Un spectateur, deux jeunes aveugles: Gérard et Levrat,.

1 - (A Versailles en 1786, présentation des jeunes aveugles au roi Louis XVI))…
L'HISTORIEN DE SERVICE - Au dix-huitième siècle, le siècle des Lumières et de l'Encyclopédie (Diderot, d'Alembert, Rousseau, Voltaire, Condorcet…), la société prit conscience de la condition misérable des personnes handicapées: sourds, sourds-muets, aveugles… Ne pas entendre, ne pas voir au Siècle des Lumières! On s'efforça alors d'apporter une réponse à leurs problèmes. En ce qui concerne les aveugles, Valentin Haüy, Charles Barbier de la Serre et Louis Braille, lui-même aveugle, mirent au point un procédé de lecture qui fut par la suite universellement reconnu: le Braille… L'histoire commence à Versailles, où Valentin Haüy, qui a fondé l'Ecole des jeunes aveugles, vient présenter ses élèves à Louis XVI…
VALENTIN HAÜY - Sire… Je viens vous présenter mes protégés. Ils sont là, dans l'antichambre et vous attendent.
LOUIS XVI – Nous les verrons dans un instant… Vous avez bien du mérite, monsieur Haüy, de vous occuper ainsi de ces jeunes aveugles. Ils sont, je crois, bien malheureux.
VALENTIN HAÜY - Sire, j'ai été pris de pitié… La condition des aveugles est terrible. On se moque d'eux, on les exploite et on les maltraite. Ils en sont même le plus souvent réduits à mendier leur pain et à dormir dans les rues.
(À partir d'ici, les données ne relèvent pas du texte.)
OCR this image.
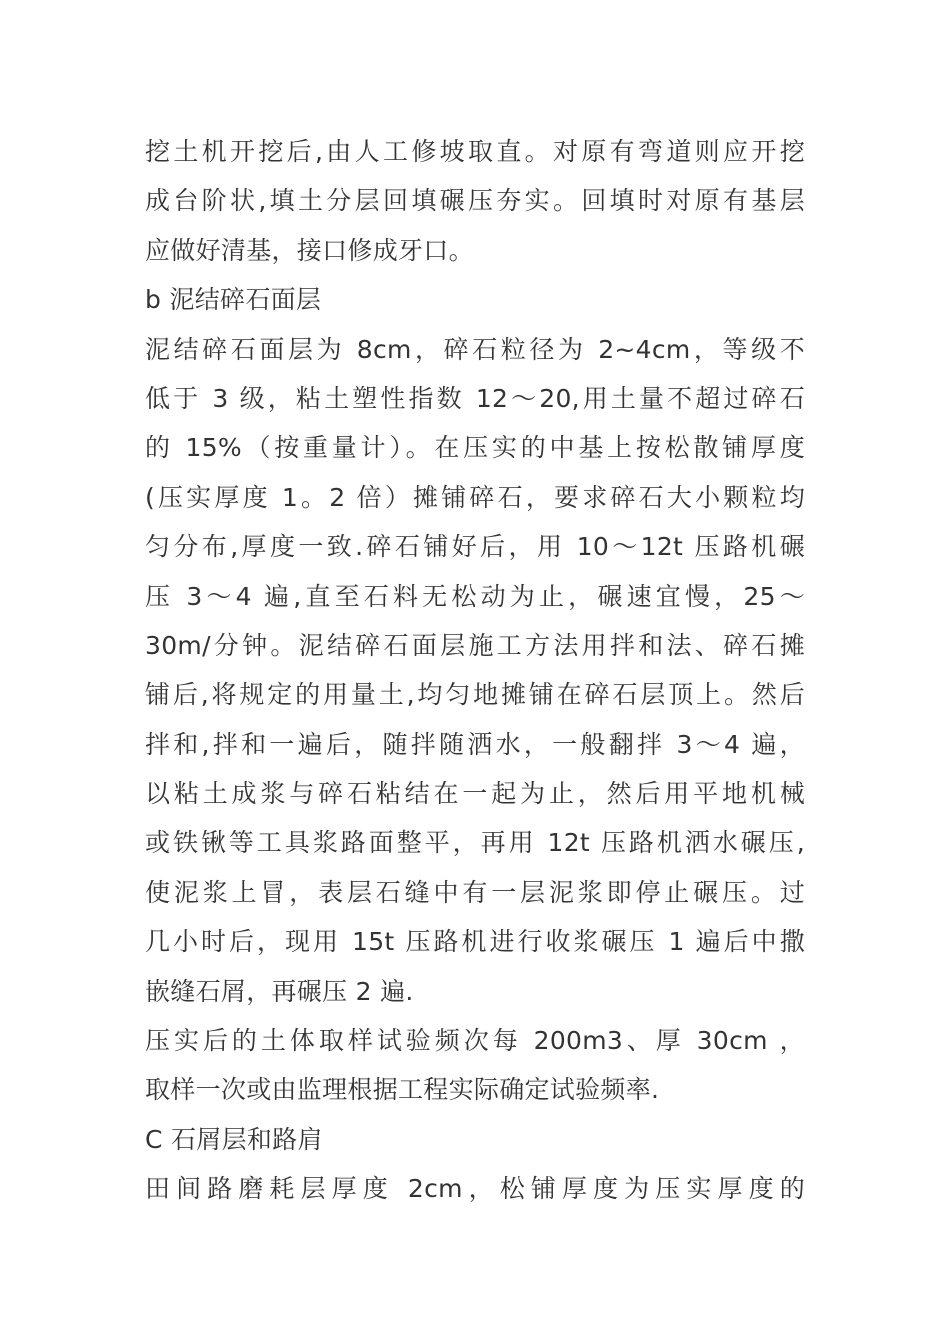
挖土机开挖后,由人工修坡取直。对原有弯道则应开挖
成台阶状,填土分层回填碾压夯实。回填时对原有基层
应做好清基，接口修成牙口。
b 泥结碎石面层
泥结碎石面层为 8cm，碎石粒径为 2~4cm，等级不
低于 3 级，粘土塑性指数 12～20,用土量不超过碎石
的 15%（按重量计）。在压实的中基上按松散铺厚度
(压实厚度 1。2 倍）摊铺碎石，要求碎石大小颗粒均
匀分布,厚度一致.碎石铺好后，用 10～12t 压路机碾
压 3～4 遍,直至石料无松动为止，碾速宜慢，25～
30m/分钟。泥结碎石面层施工方法用拌和法、碎石摊
铺后,将规定的用量土,均匀地摊铺在碎石层顶上。然后
拌和,拌和一遍后，随拌随洒水，一般翻拌 3～4 遍，
以粘土成浆与碎石粘结在一起为止，然后用平地机械
或铁锹等工具浆路面整平，再用 12t 压路机洒水碾压,
使泥浆上冒，表层石缝中有一层泥浆即停止碾压。过
几小时后，现用 15t 压路机进行收浆碾压 1 遍后中撒
嵌缝石屑，再碾压 2 遍.
压实后的土体取样试验频次每 200m3、厚 30cm ，
取样一次或由监理根据工程实际确定试验频率.
C 石屑层和路肩
田间路磨耗层厚度 2cm，松铺厚度为压实厚度的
LOUIS XVI - On m'a dit que leur infirmité ne leur permettait pas de… ou plutôt, je veux dire… ne sont-ils pas un peu… enfin est-ce que leur infirmité ne s'accompagne pas de certaines… déficiences mentales.
VALENTIN HAÜY - Sire, ils sont aveugles des yeux, mais aucunement de l'esprit. Je dirais au contraire que leur infirmité les rend d'autant plus intelligents. Mais en effet, seraient-ils supérieurement doués, comme ils ne peuvent pas lire, ils ne peuvent accéder à la pleine connaissance et cela les fait paraître inférieurs.
LOUIS XVI - Où avais-je la tête? C'est vrai qu'ils ne peuvent pas lire…
VALENTIN HAÜY - Ou si peu! Ils s'efforcent de le faire avec leurs doigts, car ils ont le toucher infiniment délicat. Malheureusement, pour que cela leur soit possible, nous sommes obligés de leur fabriquer des livres en relief, où les lettres font saillie: cela est très cher, donne beaucoup de peine et demeure très incommode… Nous n'avons en tout que quatorze livres dans notre bibliothèque. Quant à essayer d'écrire eux-mêmes, ils y sont très maladroits. Ainsi n'ont-ils, ni par la lecture, ni par l'écriture, de quoi exercer leur esprit.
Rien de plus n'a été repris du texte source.